Ordering comes from per-conversation sequence numbers; at-least-once delivery with client-side dedup (by message id) ensures nothing is lost or duplicated.

Step 4 — Offline users and sync

Undelivered messages sit in the recipient’s inbox (persistent). On reconnect, the client pulls everything since its last-acked sequence number and the server delivers the backlog, then marks delivered.

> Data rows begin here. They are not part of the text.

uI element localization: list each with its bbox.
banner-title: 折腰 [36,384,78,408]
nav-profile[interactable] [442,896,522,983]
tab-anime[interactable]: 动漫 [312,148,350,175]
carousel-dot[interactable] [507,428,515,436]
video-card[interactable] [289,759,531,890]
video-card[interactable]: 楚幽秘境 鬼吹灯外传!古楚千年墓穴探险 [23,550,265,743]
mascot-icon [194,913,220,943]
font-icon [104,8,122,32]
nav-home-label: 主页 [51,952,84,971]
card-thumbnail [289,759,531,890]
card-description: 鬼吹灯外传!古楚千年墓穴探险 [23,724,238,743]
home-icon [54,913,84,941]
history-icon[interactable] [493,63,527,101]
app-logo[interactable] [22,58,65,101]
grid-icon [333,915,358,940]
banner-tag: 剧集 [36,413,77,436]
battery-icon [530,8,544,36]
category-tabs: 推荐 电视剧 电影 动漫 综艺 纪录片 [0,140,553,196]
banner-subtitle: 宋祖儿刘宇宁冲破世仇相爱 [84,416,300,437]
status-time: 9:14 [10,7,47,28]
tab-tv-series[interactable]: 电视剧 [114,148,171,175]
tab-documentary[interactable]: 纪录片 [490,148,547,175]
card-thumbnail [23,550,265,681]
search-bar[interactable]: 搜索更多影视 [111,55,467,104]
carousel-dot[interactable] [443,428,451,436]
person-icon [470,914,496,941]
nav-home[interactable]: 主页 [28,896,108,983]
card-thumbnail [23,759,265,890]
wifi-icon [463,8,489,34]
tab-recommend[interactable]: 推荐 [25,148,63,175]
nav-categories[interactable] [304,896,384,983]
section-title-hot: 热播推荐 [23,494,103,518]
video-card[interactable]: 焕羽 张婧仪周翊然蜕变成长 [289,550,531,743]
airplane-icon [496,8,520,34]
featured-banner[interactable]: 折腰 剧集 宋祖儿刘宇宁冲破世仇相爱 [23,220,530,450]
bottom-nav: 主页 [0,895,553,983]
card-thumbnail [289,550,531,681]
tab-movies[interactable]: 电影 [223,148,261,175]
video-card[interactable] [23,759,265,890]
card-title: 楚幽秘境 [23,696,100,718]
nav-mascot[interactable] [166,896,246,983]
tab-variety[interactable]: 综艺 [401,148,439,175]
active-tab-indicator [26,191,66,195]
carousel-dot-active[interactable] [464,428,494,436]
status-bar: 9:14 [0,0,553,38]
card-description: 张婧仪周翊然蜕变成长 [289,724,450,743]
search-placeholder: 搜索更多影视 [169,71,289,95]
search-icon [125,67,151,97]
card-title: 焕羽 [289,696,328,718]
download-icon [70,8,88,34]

This is what makes messaging reliable across flaky mobile networks.

Step 5 — Group chat (fan-out)

A group message fans out to all members:

  • Small/medium groups → fan-out-on-write: deliver to each member (online push or offline inbox).
  • The sender writes once; the server replicates to each member’s delivery path. Receipts aggregate per member.
  • Very large broadcast groups need care (rate limits, partial fan-out) — note the scaling limit.

Step 6 — Presence and receipts

  • Presence (online/last-seen) — connection servers track connect/disconnect (heartbeats); presence is published to interested contacts (pub/sub). It’s high-churn, so often best-effort and rate-limited.
  • Receipts — delivery (reached device) and read (opened) are themselves small messages routed back to the sender.

Step 7 — End-to-end encryption

Messages are encrypted on the sender’s device and only decryptable by the recipient (Signal protocol: per-conversation keys via a key-exchange). The server routes ciphertext and can’t read content — so server-side features (search) work on metadata only. Mention this as a core requirement, not an afterthought.

Trade-offs to raise

  • Persistent connections (instant, stateful, hard to scale) vs polling — messaging needs persistent.
  • At-least-once + dedup vs exactly-once.
  • Fan-out-on-write for groups vs read — write for timely delivery; limits for huge groups.
  • E2E encryption (privacy) vs server-side features (search/backup) — a real tension.

The interview cue

“Clients hold WebSocket connections to connection servers; a session registry routes messages; messages get per-conversation sequence numbers (ordering), are persisted, pushed if the recipient is online or queued in their inbox if offline; delivery/read receipts and presence ride the same channel; groups fan out to members; content is E2E-encrypted so the server routes only ciphertext.” Persistent connections + reliable ordered delivery + offline inbox is the core; implementation next.